Are there any events or activities that Box is doing during Hispanic Heritage Month or throughout the year that you’d like to highlight?

There are a bunch of events to highlight! On any given affinity month, ERCs are always looking to collaborate. One of our very first events is a joint bookclub with our Box Women’s Network. We chose Violeta by Isabel Allende, a Chilean author. Some other events include our game nights, a conversation on money management, and an in-person event in Austin, Texas. We hosted another in-person event over the summer and it was a hit: meeting members for the first time in person, welcoming new members, and connecting with old members was very much needed.

In your opinion, what challenges remain for Latinx folks today and how can allies best show up for the community?

This is a great question and pretty timely given Hurricane Fiona making her way through countries like the Dominican Republic and Puerto Rico, however, I’ll probably start a bit more broadly. As with any race or ethnicity, it is not a monolith, and the Latinx community is no different. We come in different shapes, sizes, and colors and have different beliefs, cuisines, dialects, music, and so much more. Just last week, a member raised a question on whether it would be better to use Latinx Heritage Month versus Hispanic Heritage Month, as some people feel the term Hispanic only includes Spanish speaking countries, whereas Brazil’s national language, is Portuguese. Therefore, Latinx Heritage Month is more inclusive. There is no right answer, but it’s these organic conversations that foster an environment where bringing your ‘blank’ self to work thrives, because you can guarantee that your opinion will be heard and valued.
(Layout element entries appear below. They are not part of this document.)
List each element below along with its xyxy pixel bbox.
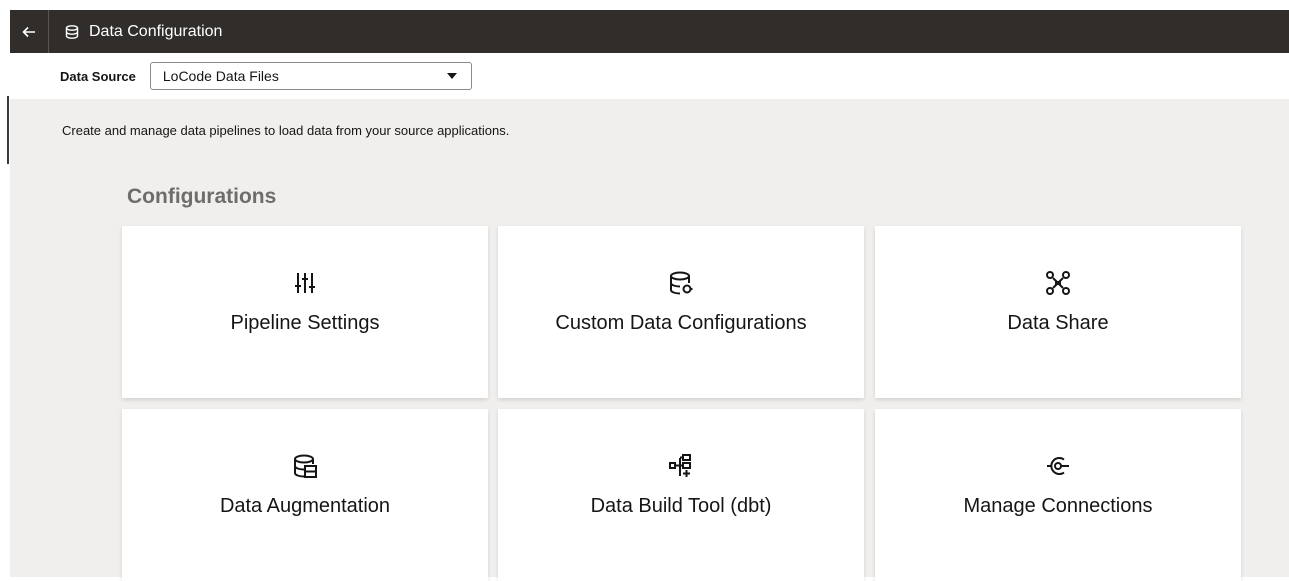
top-header: Data Configuration — [10, 10, 1289, 53]
main-content: Create and manage data pipelines to load… — [10, 99, 1289, 581]
card-custom-data-configurations[interactable]: Custom Data Configurations — [498, 226, 864, 398]
card-data-build-tool[interactable]: Data Build Tool (dbt) — [498, 409, 864, 581]
database-icon — [65, 24, 79, 39]
page-title: Data Configuration — [89, 22, 223, 40]
card-pipeline-settings[interactable]: Pipeline Settings — [122, 226, 488, 398]
card-label: Data Share — [1007, 312, 1109, 334]
page-description: Create and manage data pipelines to load… — [62, 123, 510, 138]
data-source-label: Data Source — [60, 68, 136, 84]
card-label: Manage Connections — [963, 495, 1153, 517]
data-source-select[interactable]: LoCode Data Files — [149, 62, 472, 90]
card-label: Pipeline Settings — [230, 312, 380, 334]
data-source-row: Data Source LoCode Data Files — [10, 53, 1289, 99]
back-button[interactable] — [10, 10, 49, 53]
caret-down-icon — [446, 73, 457, 79]
flow-tree-icon — [669, 454, 691, 477]
sliders-icon — [295, 273, 315, 293]
card-data-augmentation[interactable]: Data Augmentation — [122, 409, 488, 581]
left-edge-line — [7, 96, 9, 164]
database-table-icon — [294, 454, 317, 478]
card-label: Data Build Tool (dbt) — [590, 495, 772, 517]
card-label: Data Augmentation — [219, 495, 391, 517]
database-config-icon — [670, 271, 693, 295]
connection-icon — [1047, 457, 1069, 475]
arrow-left-icon — [22, 26, 35, 37]
data-source-value: LoCode Data Files — [162, 68, 279, 84]
card-data-share[interactable]: Data Share — [875, 226, 1241, 398]
card-manage-connections[interactable]: Manage Connections — [875, 409, 1241, 581]
card-label: Custom Data Configurations — [555, 312, 807, 334]
section-title: Configurations — [127, 185, 277, 208]
share-network-icon — [1046, 271, 1070, 295]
Part of being an ally is showing up and being present. It’s about understanding that people’s experiences and stories are really just that — experiences and stories. Everyone is on a different journey, even if there are commonalities that unite them, like race and ethnicity. It’s about listening to different perspectives, leveraging the privileges we have, and calling out injustices when you see them.

I think many of us in this community, myself included, are very worried about Puerto Rico and the Dominican Republic. When I think about how do we show up for them as an ally (myself included with my privilege living in the U.S.), I think about local, on the ground support. This means finding organizations and leaders who are doing the real work, sending supplies over, meeting people face to face, helping clean up debris and providing aid. I encourage everyone to support small organizations who are there to invest their resources. A Boxer posted in our Slack channel asking how we’d respond to the disaster and if we were fundraising and in an instant, Corrie Conrad (VP Communities and Impact and Executive Director, Box.org) and our Box.org team was immediately on it, showing that they’ve been doing the work and the research to best understand where to put Box’s own resources way before we even brought this up - that is actionable allyship.